Every now and then, though, the tin foil world uncrumples just a tad and an unexpected someone from my past digs their way out of the pea sized ball core and finds me.

This isn’t a bad thing per se.
There’s the catching up of the years, the sudden spark of reconnecting, the gentle fading into oblivion again, or the continuation of something lost that now is found thanks to the thrilling reach of Cyberspace.
It just depends on who they are and what kind of bond there was, and is still, between us.
On Sunday I get a friend request from a man I knew before I moved from Texas to Colorado, before I moved from Colorado to Peru. I can’t pinpoint exactly how long it’s been since I’ve spoken with him —but I estimate it at roughly twelve or thirteen years. That’s a pretty long time. 
Over the decade(s) I morphed into more of me. I lived my life. The time passed.
A few years ago a mutual friend told me the man and his wife had gotten a divorce and that he’d started spending more time with my friend’s family. I felt bad for his heartache and then put him out of my mind.

So, all that to say, when I get online and see his friend request Sunday afternoon I accept. Then I turn off my computer and go for a walk.
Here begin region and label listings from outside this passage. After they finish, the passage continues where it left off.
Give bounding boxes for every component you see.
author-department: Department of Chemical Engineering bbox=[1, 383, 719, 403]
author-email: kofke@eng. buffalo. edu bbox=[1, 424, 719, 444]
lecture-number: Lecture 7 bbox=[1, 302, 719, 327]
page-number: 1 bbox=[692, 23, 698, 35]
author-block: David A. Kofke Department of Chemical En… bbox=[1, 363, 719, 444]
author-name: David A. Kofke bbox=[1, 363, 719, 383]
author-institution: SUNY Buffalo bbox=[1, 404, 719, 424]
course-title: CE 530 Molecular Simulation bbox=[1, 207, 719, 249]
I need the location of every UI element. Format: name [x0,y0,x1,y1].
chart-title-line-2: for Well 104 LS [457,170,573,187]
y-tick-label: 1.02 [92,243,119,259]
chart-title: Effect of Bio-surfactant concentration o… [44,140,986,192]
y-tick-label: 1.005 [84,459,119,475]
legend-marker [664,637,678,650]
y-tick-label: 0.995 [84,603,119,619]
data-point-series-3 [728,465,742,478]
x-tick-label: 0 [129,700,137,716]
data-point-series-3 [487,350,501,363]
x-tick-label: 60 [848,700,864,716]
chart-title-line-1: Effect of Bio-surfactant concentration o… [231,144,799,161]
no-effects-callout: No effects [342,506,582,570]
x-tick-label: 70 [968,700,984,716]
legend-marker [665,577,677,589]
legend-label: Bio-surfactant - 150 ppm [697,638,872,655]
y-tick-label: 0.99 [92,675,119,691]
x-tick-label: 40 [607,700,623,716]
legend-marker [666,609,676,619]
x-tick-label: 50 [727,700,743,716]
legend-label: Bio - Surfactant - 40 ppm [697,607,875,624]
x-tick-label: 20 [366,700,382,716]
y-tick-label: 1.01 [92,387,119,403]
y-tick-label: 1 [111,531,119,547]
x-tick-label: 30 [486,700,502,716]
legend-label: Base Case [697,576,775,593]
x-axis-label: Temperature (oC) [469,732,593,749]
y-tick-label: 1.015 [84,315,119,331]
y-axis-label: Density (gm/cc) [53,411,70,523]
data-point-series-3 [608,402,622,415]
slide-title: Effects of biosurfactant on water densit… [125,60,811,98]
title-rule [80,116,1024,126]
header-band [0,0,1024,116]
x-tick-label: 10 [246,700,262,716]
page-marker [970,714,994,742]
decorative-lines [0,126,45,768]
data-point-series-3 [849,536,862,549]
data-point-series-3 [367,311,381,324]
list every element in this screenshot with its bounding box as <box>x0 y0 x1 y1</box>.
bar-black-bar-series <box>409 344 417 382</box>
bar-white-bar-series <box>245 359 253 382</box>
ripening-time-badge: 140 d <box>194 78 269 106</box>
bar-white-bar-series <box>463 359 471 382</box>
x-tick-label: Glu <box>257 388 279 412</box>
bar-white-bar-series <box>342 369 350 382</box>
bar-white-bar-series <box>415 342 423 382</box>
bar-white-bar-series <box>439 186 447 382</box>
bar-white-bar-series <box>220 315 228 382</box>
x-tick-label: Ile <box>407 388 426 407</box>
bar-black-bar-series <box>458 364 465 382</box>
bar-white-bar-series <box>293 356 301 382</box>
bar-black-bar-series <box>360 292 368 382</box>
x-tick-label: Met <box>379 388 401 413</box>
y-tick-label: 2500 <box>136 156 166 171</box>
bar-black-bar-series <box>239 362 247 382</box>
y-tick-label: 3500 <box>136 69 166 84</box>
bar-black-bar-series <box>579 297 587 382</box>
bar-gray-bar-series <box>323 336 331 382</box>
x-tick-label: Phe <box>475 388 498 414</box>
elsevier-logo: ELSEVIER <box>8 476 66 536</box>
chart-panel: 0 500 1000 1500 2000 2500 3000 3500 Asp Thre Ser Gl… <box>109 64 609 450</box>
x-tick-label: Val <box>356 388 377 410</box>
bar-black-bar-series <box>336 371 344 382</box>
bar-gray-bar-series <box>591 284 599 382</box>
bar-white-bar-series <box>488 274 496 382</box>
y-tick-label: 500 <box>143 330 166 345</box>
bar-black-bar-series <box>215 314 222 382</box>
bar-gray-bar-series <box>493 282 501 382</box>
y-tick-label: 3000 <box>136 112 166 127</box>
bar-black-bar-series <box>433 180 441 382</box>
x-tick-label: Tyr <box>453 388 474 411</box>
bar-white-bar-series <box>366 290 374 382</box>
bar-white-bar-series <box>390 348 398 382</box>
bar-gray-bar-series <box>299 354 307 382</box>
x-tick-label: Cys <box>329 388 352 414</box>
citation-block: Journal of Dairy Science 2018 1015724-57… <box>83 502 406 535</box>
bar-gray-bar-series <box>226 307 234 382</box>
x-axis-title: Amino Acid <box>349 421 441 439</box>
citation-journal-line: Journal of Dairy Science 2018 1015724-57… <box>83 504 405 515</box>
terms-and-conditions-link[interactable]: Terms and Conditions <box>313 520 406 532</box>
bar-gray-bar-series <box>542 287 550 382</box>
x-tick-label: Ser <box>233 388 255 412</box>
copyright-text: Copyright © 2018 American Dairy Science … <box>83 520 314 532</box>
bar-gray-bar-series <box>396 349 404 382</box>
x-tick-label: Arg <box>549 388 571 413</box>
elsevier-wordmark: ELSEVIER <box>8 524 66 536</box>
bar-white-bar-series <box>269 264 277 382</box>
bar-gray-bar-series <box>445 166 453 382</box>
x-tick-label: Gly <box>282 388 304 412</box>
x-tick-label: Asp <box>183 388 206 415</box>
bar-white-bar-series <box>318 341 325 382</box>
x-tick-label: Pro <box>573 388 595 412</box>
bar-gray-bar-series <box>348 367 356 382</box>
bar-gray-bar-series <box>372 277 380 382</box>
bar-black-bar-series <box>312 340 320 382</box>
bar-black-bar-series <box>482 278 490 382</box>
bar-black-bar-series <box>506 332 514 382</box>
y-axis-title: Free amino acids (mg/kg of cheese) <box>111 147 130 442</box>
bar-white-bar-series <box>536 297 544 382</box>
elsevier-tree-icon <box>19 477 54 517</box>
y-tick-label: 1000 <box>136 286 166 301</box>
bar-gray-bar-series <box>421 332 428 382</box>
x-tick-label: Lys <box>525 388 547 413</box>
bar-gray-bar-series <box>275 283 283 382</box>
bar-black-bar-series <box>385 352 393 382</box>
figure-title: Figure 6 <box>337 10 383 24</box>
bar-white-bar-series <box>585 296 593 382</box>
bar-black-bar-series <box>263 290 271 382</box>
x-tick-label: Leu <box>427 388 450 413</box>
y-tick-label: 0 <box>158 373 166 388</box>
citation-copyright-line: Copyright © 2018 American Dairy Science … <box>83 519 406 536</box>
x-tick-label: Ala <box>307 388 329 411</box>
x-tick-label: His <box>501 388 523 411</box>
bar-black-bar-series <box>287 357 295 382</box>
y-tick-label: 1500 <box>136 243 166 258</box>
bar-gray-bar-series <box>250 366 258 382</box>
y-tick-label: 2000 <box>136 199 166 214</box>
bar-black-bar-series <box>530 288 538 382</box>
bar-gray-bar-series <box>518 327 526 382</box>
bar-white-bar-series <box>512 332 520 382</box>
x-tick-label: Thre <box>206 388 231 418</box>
I toil away as I do and eventually come back to check my email, spy on some friends, and see what has happened out there in the world while I was unconnected.
To my surprise, on my page from him-- there for all the World Wide Web to see--are the words: Will you marry me?

My first thought is, “He doesn’t know about direct messaging.”

My second thought is, “Oh my god.”

My third thought gets interrupted by the other post on my page in which he says he knows this is sudden but that he means it.

I pick my jaw up off the floor, slam my computer shut and go to the kitchen to cut vegetables.

Then I call my mom.

“What is it about you that attracts older men?” she asks me.

Which isn’t exactly the response I was looking for. My sister has said that it’s because we’re old souls. Whatever that means.

Now I’m not against marriage. I just have my own ideas about it. Which, by the way (so far), don’t include online proposals. Even the crazy guy I met in the bar in Cuzco who would have gotten on a plane the next day with me (or so he said) told me that face to face. I know I’ve said I’m looking for a certain kind of crazy, but this ain’t it. I think I should feel flattered, I should feel…

But what screams out in my head is, You don’t know me. What are you thinking? What are all you men thinking?

With those two postings and one he actually sends to my inbox, this man breaks apart my theory regarding how the South American and North American men are different. I thought it was only the South American men who utilized the three questions:

      1.       Are you single?
     2.       How old are you?
      3.       Will you marry me?

This man already knew one and two (or could have gotten the answers off my social networking site personal information page if he'd forgotten) and so all he had to ask was the third.

The moral of the story is… I’m completely flabbergasted (oh, and also, I said no).